Carmen Spataro, 28, another son of Luciano Spataro, was a witness against Koopman in the Pinelli slaying.
Koopman is now the chief witness against Luciano Spataro in the April 1985 slaying of Amherst bodyguard Robert DiGiulio, 32.
In protective custody since mid-May and cooperating with state and local authorities in five murder cases, according to sources, Koopman is expected to begin cooperating with federal authorities shortly.
Under the plea, he would spend virtually all of his sentence in a federal prison as a member of the federal witness-protection program, sources said.
Koopman would receive a new identity, even in prison, as a participant in the federal program.
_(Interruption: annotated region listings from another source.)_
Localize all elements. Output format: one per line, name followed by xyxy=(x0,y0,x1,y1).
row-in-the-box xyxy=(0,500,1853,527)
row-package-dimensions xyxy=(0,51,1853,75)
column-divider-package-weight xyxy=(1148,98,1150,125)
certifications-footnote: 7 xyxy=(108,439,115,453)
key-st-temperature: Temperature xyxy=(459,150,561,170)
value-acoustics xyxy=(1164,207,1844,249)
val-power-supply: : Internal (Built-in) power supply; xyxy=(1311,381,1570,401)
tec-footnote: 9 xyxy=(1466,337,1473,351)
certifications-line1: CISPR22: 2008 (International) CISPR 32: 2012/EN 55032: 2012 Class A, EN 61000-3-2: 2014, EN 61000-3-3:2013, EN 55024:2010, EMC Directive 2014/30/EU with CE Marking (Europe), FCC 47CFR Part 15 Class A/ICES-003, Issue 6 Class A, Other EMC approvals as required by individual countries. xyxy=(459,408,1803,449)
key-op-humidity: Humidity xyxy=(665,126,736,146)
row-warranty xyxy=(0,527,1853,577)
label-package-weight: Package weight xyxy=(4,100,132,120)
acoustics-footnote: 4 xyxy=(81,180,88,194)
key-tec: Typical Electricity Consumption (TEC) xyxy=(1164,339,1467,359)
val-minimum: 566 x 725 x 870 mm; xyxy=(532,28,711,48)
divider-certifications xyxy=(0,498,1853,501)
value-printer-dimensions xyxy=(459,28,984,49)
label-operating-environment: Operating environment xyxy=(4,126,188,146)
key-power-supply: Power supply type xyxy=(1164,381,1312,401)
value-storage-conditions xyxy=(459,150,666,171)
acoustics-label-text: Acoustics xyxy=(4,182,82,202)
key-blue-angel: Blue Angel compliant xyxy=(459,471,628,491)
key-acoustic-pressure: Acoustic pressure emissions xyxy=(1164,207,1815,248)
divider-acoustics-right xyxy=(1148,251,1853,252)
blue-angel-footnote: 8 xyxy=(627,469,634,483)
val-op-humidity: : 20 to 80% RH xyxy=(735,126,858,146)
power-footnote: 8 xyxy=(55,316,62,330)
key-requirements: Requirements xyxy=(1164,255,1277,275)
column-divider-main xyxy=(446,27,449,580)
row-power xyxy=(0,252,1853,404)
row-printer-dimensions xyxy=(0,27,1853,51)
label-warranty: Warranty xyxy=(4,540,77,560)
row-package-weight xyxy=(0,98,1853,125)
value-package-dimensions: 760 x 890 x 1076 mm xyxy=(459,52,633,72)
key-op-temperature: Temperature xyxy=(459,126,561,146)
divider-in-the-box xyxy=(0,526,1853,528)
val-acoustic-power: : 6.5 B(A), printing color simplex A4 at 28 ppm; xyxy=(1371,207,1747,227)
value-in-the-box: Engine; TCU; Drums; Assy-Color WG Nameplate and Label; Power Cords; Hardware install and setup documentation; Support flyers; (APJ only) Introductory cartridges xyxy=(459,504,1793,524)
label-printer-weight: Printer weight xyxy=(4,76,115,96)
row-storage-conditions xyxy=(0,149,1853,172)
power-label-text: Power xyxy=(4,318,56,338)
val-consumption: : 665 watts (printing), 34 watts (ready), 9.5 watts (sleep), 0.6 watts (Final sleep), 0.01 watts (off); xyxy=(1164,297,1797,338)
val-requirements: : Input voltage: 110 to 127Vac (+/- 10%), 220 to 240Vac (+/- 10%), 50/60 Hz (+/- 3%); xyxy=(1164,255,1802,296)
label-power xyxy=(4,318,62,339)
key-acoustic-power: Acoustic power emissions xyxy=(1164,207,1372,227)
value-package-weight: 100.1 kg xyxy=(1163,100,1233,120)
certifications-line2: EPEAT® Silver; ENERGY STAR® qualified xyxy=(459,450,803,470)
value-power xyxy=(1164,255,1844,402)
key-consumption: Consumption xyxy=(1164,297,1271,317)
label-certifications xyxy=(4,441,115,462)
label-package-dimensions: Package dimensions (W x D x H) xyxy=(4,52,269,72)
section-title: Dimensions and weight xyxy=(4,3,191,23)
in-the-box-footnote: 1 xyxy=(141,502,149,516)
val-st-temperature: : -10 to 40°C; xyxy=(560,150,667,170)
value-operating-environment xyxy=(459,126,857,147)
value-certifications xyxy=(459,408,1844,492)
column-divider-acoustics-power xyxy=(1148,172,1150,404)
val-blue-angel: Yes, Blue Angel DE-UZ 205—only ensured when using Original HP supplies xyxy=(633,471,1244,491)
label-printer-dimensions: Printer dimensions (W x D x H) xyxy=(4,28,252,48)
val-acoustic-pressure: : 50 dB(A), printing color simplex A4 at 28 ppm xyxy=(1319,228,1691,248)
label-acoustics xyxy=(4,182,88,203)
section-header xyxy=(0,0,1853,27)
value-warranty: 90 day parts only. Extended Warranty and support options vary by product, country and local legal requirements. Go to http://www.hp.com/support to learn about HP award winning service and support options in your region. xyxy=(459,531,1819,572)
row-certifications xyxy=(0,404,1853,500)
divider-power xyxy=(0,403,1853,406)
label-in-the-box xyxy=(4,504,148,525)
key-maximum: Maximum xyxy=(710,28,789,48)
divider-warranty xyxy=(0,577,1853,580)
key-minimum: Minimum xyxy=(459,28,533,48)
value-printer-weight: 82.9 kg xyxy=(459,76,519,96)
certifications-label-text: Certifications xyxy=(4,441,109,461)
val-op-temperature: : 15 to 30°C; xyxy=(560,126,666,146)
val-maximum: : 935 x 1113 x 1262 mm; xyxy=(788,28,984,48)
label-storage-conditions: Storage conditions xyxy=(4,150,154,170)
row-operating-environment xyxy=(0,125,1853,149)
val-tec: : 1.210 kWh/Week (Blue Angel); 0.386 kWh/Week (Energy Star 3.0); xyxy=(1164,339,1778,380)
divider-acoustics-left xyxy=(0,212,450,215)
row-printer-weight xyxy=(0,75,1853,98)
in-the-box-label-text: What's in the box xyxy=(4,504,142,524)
But that "is still a couple months off," one source said.
Authorities would like to schedule Koopman's plea before the start of the State Supreme Court murder trial or trials of Spataro and Anita DiGiulio Marvin, 42, of Amherst, the remarried wife of the slain DiGiulio. The two may seek separate trials, according to their attorneys.
The DiGiulio murder trials, which may begin before the end of the month, will mark the first time Koopman will be asked to testify in court since becoming an informant.
District Attorney Kevin M. Dillon and Frank J. Clark, first deputy district attorney, and the key prosecutor in the DiGiulio case declined to comment on the plea talks for Koopman.
However, law enforcement sources confirmed that Clark and Dillon have been conducting closed-door meetings in recent weeks with Richard J. Barnes, Koopman's court-assigned lawyer. Barnes, a former assistant Erie County district attorney, also declined to comment.